Shaking Hands


Thanks to Tom Hiller for suggesting this one!


I probably shook more hands during my two years in Togo than I will for the rest of my life. When you entered a room, you shook everybody's hands. When you left, you shook everybody's hands. Little children would run up to you on the street with their hands outstretched and a gleeful grin in anticipation of a handshake, and at least for your first few weeks in the country you would oblige them... they made you feel like the U.S. ambassador.

I must confess I never mastered the “snap” handshake that the Togolese were so fond of, so that when one of them tried to shake my hands in such a manner, I would wind up giving what must have seemed to them the equivalent of a “cold fish” handshake in this country. (I'm not quite sure, but I think there's some correlation between a volunteer's ability to do the snap handshake and his or her daily BB intake.)
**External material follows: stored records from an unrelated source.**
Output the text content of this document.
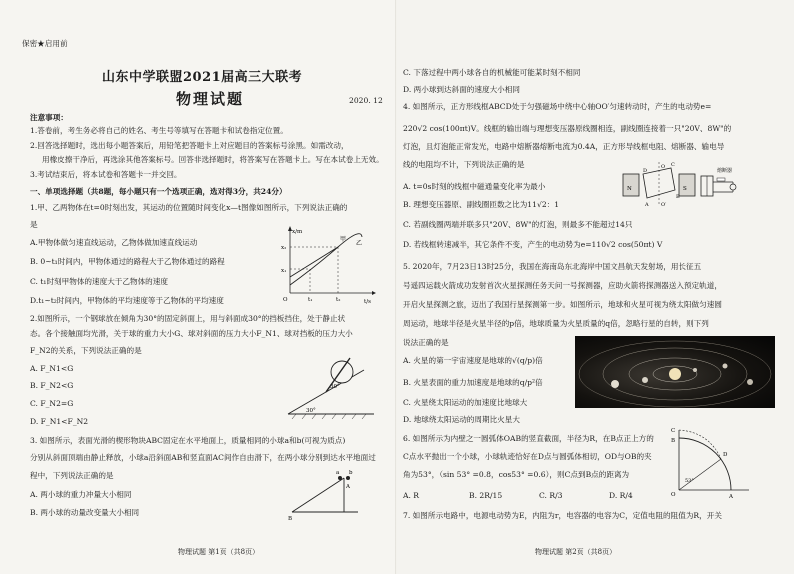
保密★启用前
山东中学联盟2021届高三大联考
物理试题	2020. 12
注意事项：
1.答卷前，考生务必将自己的姓名、考生号等填写在答题卡和试卷指定位置。
2.回答选择题时，选出每小题答案后，用铅笔把答题卡上对应题目的答案标号涂黑。如需改动，
用橡皮擦干净后，再选涂其他答案标号。回答非选择题时，将答案写在答题卡上。写在本试卷上无效。
3.考试结束后，将本试卷和答题卡一并交回。
一、单项选择题（共8题，每小题只有一个选项正确，选对得3分，共24分）
1.甲、乙两物体在t=0时刻出发，其运动的位置随时间变化x—t图像如图所示，下列说法正确的
是
A.甲物体做匀速直线运动，乙物体做加速直线运动
B. 0~t₁时间内，甲物体通过的路程大于乙物体通过的路程
C. t₁时刻甲物体的速度大于乙物体的速度
D.t₁~t₂时间内，甲物体的平均速度等于乙物体的平均速度
x/m
t/s
甲
乙
x₂
x₁
O	t₁	t₂
2.如图所示，一个钢球放在倾角为30°的固定斜面上，用与斜面成30°的挡板挡住，处于静止状
态。各个接触面均光滑，关于球的重力大小G、球对斜面的压力大小F_N1、球对挡板的压力大小
F_N2的关系，下列说法正确的是
A. F_N1<G
B. F_N2<G
C. F_N2=G
D. F_N1<F_N2
30°
30°
3. 如图所示，表面光滑的楔形物块ABC固定在水平地面上，质量相同的小球a和b(可视为质点)
分别从斜面顶端由静止释放，小球a沿斜面AB和竖直面AC间作自由滑下，在两小球分别到达水平地面过
程中，下列说法正确的是
A. 两小球的重力冲量大小相同
B. 两小球的动量改变量大小相同
a b
A
B
物理试题 第1页（共8页）
C. 下落过程中两小球各自的机械能可能某时刻不相同
D. 两小球到达斜面的速度大小相同
4. 如图所示，正方形线框ABCD处于匀强磁场中绕中心轴OO′匀速转动时，产生的电动势e=
220√2 cos(100πt)V。线框的输出端与理想变压器原线圈相连，副线圈连接着一只"20V、8W"的
灯泡，且灯泡能正常发光，电路中熔断器熔断电流为0.4A，正方形导线框电阻、熔断器、输电导
线的电阻均不计，下列说法正确的是
A. t=0s时刻的线框中磁通量变化率为最小
B. 理想变压器原、副线圈匝数之比为11√2：1
C. 若副线圈两端并联多只"20V、8W"的灯泡，则最多不能超过14只
D. 若线框转速减半，其它条件不变，产生的电动势为e=110√2 cos(50πt) V
熔断器
N	S
D
C
B
A
O
O′
5. 2020年，7月23日13时25分，我国在海南岛东北海岸中国文昌航天发射场，用长征五
号遥四运载火箭成功发射首次火星探测任务天问一号探测器，应助火箭将探测器送入预定轨道，
开启火星探测之旅，迈出了我国行星探测第一步。如图所示，地球和火星可视为绕太阳做匀速圆
周运动，地球半径是火星半径的p倍，地球质量为火星质量的q倍，忽略行星的自转，则下列
说法正确的是
A. 火星的第一宇宙速度是地球的√(q/p)倍
B. 火星表面的重力加速度是地球的q/p²倍
C. 火星绕太阳运动的加速度比地球大
D. 地球绕太阳运动的周期比火星大
6. 如图所示为内壁之一圆弧体OAB的竖直截面，半径为R，在B点正上方的
C点水平抛出一个小球，小球轨迹恰好在D点与圆弧体相切，OD与OB的夹
角为53°，（sin 53° =0.8，cos53° =0.6），则C点到B点的距离为
A. R	B. 2R/15	C. R/3	D. R/4
C
B
D
O	A
53°
7. 如图所示电路中，电源电动势为E，内阻为r，电容器的电容为C，定值电阻的阻值为R，开关
物理试题 第2页（共8页）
The handshake habit was an easy one to pick up when you arrived in Togo, but when you returned to the U.S., it was a tough one to, well, shake. Your optometrist probably thought it was weird enough when you shook his hand when you went in for your appointment, but when you shook his hand when you left he definitely put you in the nutcase category. Tom Hiller describes a situation we probably all can too easily identify with: the startled look he got from a busdriver in the U.S. when Tom reached out to shake his hand before asking for directions!